Geocode search results fall out of specified radius

kurrik
@kurrik Arne Roomann-Kurrik

Splitting https://dev.twitter.com/discussions/3360 into two threads:

From @JaimeCard:
"It also appears that the radius parameter isn't working either, I limited the radius to 1km of my location and the results returned included loads of tweets from outside the requested area. Check out this http://search.twitter.com/search.json?q=&geocode=52.814225,0.695762,1km&rpp=100"

From @AppQuickie:
"It is still very much broken, maybe even become worse:
Here is an sample query http://snap.apigee.com/udmifT
Its for geolocation in India: 12.9005,77.5942,1.0km
an example in the result from_user_id 22143739 12.936665,77.605367
which you can see in this map as being much more than 1km radius
http://maps.google.co.in/maps?saddr=12.9005,77.5942&daddr=%2B12%C2%B0+56'+11.71%22,+%2B77%C2%B0+36'+21.67%22&hl=en&ie=UTF8&ll=12.91991,77.600384&spn=0.050111,0.077162&sll=12.919158,77.600727&sspn=0.050111,0.077162&geocode=FZTYxAAdWP6fBA%3BFYplxQAdgyygBA&vpsrc=0&gl=in&mra=ltm&t=m&z=14
If you look at the results, you will find that most of the tweets are from America
from_user_id 298704650
from_user_id 270621096
from_user_id 168727404
from_user_id 365517170
from_user_id 261412592
just to point out a few
The result has tweets from Spain, Australia, Russia just to give you an idea, that this is still very much broken! Please FIX"

From @Openbronnen:
"The search in the center of The Hague (http://search.twitter.com/search.json?callback=?&result_type=recent&page=1&rpp=20&q=*&geocode=52.0781563203831,4.313850699999989,0.250km) returns tweets from al over The Hague but not one in the circle. The documentation of GET geo/search is updated on Fri, 2011-11-04....?"

From @clayosborne:
"http://search.twitter.com/search.json?q=&geocode=42.963866000000003,-85.529331999999997,1.50mi&rpp=100&result_type=recent
zero inside the circle.
http://search.twitter.com/search.json?q=&geocode=42.994352338967111,-85.628814697265625,1.50mi&rpp=100&result_type=recent
zero.
http://search.twitter.com/search.json?q=&geocode=41.822841421701440,-87.733722945601784,1.40mi&rpp=100&result_type=recent
zero
A full list of 100 tweets are returned in all cases, none of which actually fall inside the radius. The radius is surrounded by "nearbye", irrelevant, results."

2 years 20 weeks ago

Replies

Openbronnen
@Openbronnen Openbronnen

See this example: http://code.google.com/intl/nl-NL/apis/maps/articles/mvcfun/twittersearch.html
Set the radius on 500 meters and hit search. Zoom to see the tweets outside the circle. The circle is empty!

2 years 20 weeks ago
AppQuickie
@AppQuickie Quickie

Any updates here? 5 weeks already for this issue. Is Twitter fixing anything?

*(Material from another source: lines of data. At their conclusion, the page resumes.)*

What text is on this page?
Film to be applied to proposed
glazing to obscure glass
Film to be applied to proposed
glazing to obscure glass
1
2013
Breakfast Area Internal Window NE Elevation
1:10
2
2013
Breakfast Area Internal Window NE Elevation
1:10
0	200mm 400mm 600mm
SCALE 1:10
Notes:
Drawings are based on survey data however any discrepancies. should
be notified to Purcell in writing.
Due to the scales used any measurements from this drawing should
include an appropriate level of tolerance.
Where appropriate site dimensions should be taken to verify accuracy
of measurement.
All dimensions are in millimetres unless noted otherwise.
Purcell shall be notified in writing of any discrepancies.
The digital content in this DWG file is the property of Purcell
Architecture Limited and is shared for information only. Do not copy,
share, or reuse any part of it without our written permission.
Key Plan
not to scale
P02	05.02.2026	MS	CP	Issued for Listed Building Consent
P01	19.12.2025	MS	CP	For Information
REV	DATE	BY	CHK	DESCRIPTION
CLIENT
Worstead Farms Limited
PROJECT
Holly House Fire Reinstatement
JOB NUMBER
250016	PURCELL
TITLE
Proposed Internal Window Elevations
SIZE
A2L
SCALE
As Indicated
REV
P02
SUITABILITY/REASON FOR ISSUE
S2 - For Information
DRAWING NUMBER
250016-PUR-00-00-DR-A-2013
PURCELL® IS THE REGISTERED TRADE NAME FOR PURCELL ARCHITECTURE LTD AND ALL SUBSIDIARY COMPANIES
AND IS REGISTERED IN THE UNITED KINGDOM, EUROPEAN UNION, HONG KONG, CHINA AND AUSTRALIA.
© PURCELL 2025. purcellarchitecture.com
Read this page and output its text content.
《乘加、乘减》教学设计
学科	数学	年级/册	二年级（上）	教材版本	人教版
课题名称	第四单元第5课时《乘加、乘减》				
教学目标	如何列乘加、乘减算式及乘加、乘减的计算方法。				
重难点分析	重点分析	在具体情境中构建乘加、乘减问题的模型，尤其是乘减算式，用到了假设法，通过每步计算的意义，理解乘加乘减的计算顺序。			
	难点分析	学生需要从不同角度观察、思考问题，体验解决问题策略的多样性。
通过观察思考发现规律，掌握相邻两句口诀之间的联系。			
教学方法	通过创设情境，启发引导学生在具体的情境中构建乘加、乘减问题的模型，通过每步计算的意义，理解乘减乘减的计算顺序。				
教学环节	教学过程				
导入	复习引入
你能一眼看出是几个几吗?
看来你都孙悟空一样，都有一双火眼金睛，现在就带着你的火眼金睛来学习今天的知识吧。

https://dev.twitter.com/issues/progress , there are 7 issues in progress, almost all haven't been updated in more than a month

https://dev.twitter.com/issues/progress , 24 acknowledged issues with ETA: unknown

Are you out of developers? We work in application development as well and have never come across anything like it, where bugs take this long to resolve. It's unbelievable! Are you guys using punch cards for programming? or using x286 machines? There must be a reason for this bottleneck and we would really appreciate if its disclosed as to why something that was working until 31st of October 2011 didn't work anymore from the 1st of November 2011 and on 8th December 2011, is still not working, with ETA:unknown. This is very hard to comprehend. Why don't you just tell us to go screw ourselves and shutdown the API completely, at least then there will be a closure.

2 years 19 weeks ago
episod
@episod Taylor Singletary

Not all issues are created equally. Not all resolved issues ever surface to the issue tracker. These issues effect us just as they effect you. I'm sorry that the issue you care most about is taking longer than other issues to completely resolve. We have many developers but they aren't all working on the special union of Search and Geo.

The why that something breaks: because we're continually re-engineering the back-ends of our product from being a monolithic whole into a composition of several pieces that inter-rely on each other to formulate responses. This affords us many benefits, but while individual components are introduced into play, it takes time to find the balance in their interactions.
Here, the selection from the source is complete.